Médico que filmou homem preto acorrentado é condenado a pagar R$300 mil

O médico acorrentou e filmou um caseiro preto em fazenda no Estado de Góias (Montagem/Thiago Alencar/Revista Cenarium Amazônia)

28 de novembro de 2023

22:11

Adrisa De Góes – Da Agência Cenarium Amazônia

MANAUS (AM) – O médico Márcio Antônio Souza Júnior, que filmou um caseiro preto com as mãos e os pés acorrentados por uma gargantilha – espécie de coleira de ferro – no pescoço, foi condenado pela juíza Erika Barbosa Gomes Cavalcante, da Vara Criminal da Comarca de Goiás, a pagar R$ 300 mil, a título de indenização, por danos morais coletivos. A decisão foi divulgada pelo Tribunal de Justiça do Estado (TJ-GO) nesta terça-feira, 28.

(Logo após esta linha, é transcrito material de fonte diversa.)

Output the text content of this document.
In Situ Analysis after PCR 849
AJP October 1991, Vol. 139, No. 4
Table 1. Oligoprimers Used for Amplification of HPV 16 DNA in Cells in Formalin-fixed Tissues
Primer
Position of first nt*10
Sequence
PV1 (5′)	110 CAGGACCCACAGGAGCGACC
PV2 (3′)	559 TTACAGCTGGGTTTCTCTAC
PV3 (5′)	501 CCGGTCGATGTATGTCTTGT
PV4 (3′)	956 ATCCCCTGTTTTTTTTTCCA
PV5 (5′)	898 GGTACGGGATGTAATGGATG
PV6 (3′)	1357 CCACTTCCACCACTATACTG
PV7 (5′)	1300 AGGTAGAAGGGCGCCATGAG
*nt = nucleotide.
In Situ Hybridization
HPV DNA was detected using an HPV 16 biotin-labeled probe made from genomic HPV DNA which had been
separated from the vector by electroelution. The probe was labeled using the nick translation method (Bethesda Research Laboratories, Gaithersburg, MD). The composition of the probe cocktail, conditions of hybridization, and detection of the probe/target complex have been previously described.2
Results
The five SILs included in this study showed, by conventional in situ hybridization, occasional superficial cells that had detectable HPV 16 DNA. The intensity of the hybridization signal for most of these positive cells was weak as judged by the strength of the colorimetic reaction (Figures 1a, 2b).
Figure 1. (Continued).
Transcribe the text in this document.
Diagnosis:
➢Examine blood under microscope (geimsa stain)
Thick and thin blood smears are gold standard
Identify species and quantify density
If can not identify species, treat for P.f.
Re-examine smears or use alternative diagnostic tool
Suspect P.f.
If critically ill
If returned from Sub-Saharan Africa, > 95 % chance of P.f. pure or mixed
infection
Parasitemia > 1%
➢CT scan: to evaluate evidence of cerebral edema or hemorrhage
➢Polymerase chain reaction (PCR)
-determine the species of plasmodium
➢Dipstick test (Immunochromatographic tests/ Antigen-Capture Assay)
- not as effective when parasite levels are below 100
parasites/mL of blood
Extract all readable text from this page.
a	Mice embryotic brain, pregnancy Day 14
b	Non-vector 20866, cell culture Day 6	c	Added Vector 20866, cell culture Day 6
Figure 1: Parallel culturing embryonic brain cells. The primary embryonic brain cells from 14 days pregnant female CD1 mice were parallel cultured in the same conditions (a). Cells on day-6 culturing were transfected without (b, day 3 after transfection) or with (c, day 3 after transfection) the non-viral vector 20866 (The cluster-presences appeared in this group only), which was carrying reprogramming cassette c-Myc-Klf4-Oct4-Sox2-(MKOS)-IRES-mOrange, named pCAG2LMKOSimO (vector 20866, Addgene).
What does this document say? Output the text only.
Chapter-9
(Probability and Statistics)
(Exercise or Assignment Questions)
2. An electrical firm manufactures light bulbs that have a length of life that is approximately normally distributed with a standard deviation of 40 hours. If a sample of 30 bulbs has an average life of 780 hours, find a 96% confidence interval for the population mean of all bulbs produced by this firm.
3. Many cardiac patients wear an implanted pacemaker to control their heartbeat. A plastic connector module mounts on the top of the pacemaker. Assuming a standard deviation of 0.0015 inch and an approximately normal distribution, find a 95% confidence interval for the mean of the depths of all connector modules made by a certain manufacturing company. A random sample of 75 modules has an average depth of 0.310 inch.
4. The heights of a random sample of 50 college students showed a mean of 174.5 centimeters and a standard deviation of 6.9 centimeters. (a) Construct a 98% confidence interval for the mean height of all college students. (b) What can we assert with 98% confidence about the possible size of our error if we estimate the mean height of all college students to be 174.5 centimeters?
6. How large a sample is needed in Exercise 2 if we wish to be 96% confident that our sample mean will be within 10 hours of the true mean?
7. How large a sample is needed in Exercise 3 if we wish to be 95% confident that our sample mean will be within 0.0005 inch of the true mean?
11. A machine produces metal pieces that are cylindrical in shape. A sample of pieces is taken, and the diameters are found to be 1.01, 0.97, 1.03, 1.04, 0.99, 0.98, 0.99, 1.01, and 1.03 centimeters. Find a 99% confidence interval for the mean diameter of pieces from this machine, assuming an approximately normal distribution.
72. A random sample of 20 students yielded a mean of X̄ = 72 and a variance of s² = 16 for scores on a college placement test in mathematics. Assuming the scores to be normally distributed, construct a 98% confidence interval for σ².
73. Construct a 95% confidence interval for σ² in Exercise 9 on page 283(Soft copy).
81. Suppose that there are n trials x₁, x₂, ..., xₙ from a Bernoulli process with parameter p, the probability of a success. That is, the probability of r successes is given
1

De acordo com o processo, no dia do ocorrido, o médico chamou o caseiro para mostrar apetrechos que estavam em uma pequena igreja da fazenda, quando colocou as correntes no pescoço e mãos do homem e começou a gravar o vídeo pelo celular. “Não quer estudar, então você vai ficar na minha senzala”, diz o profissional da saúde enquanto filma. (Veja o vídeo no final da matéria)

O médico Márcio Antônio Souza Junior é registrado no Conselho Regional de Medicina de Goiás (Reprodução/CFM)

A magistrada entendeu que as imagens simulam cenas do período escravocrata e, por isso, se enquadram no crime de racismo recreativo. O registro é do dia 15 de fevereiro de 2022, feito na Fazenda Jatobá, onde a vítima trabalhava e recebia um salário mínimo, zona rural da cidade de Goiás, mais conhecida como Goiás Velho.

“Expõe que trata-se de um vídeo absolutamente criminoso (…) evidenciando o crime de racismo contra uma pessoa negra, com apetrechos utilizados na época da escravidão, motivo porque não há que se falar que foi uma brincadeira, em razão de ser crime o racismo recreativo”, diz trecho do processo.

A juíza Erika Barbosa Gomes Cavalcante, da Vara Criminal da Comarca de Goiás (Divulgação)
Ofensa ao coletivo

A juíza Erika Barbosa argumentou, ainda, que ficou estabelecida a intenção do acusado de ofender a dignidade do caseiro, bem como a população preta, por meio de postagem de vídeo com conteúdo racista. A magistrada ainda definiu a atitude como “inteiramente preconceituosa e discriminatória”, relativa à raça e cor.

“O vídeo é explícito ao retratar o racismo, já que o caso reforça o estereótipo da sociedade, com o grau de racismo estrutural. Não faz diferença se o caso se trata de uma brincadeira, já que no crime de racismo recreativo, por ser crime de mera conduta, é analisado o dano causado à coletividade, e não o elemento subjetivo do autor”, pontuou a juíza do caso.

Racismo recreativo

O racismo recreativo tem a mesma relevância que outras formas de racismo e fere de todo um coletivo. É o que entendeu a juíza Erika Barbosa, que ressaltou que, apesar do acusado ter se retratado publicamente, também por meio das redes sociais, a atitude apenas reafirmou os fatos iniciais.

“Pelo conjunto probatório exposto, verifico não haver dúvidas de que o acusado, de forma livre e consciente, praticou discriminação e preconceito de raça e cor (…) É inquestionável que o vídeo publicado pelo acusado gerou profunda indignação na sociedade, principalmente em relação às pessoas negras”, diz trecho do processo.

Trecho retirado do processo (Reprodução/TJ-GO)

Além dos danos morais coletivos, o acusado foi condenado à prisão. O valor da indenização vai ser dividido entre a Associação Quilombo Alto Santana e a Associação Mulheres Coralinas.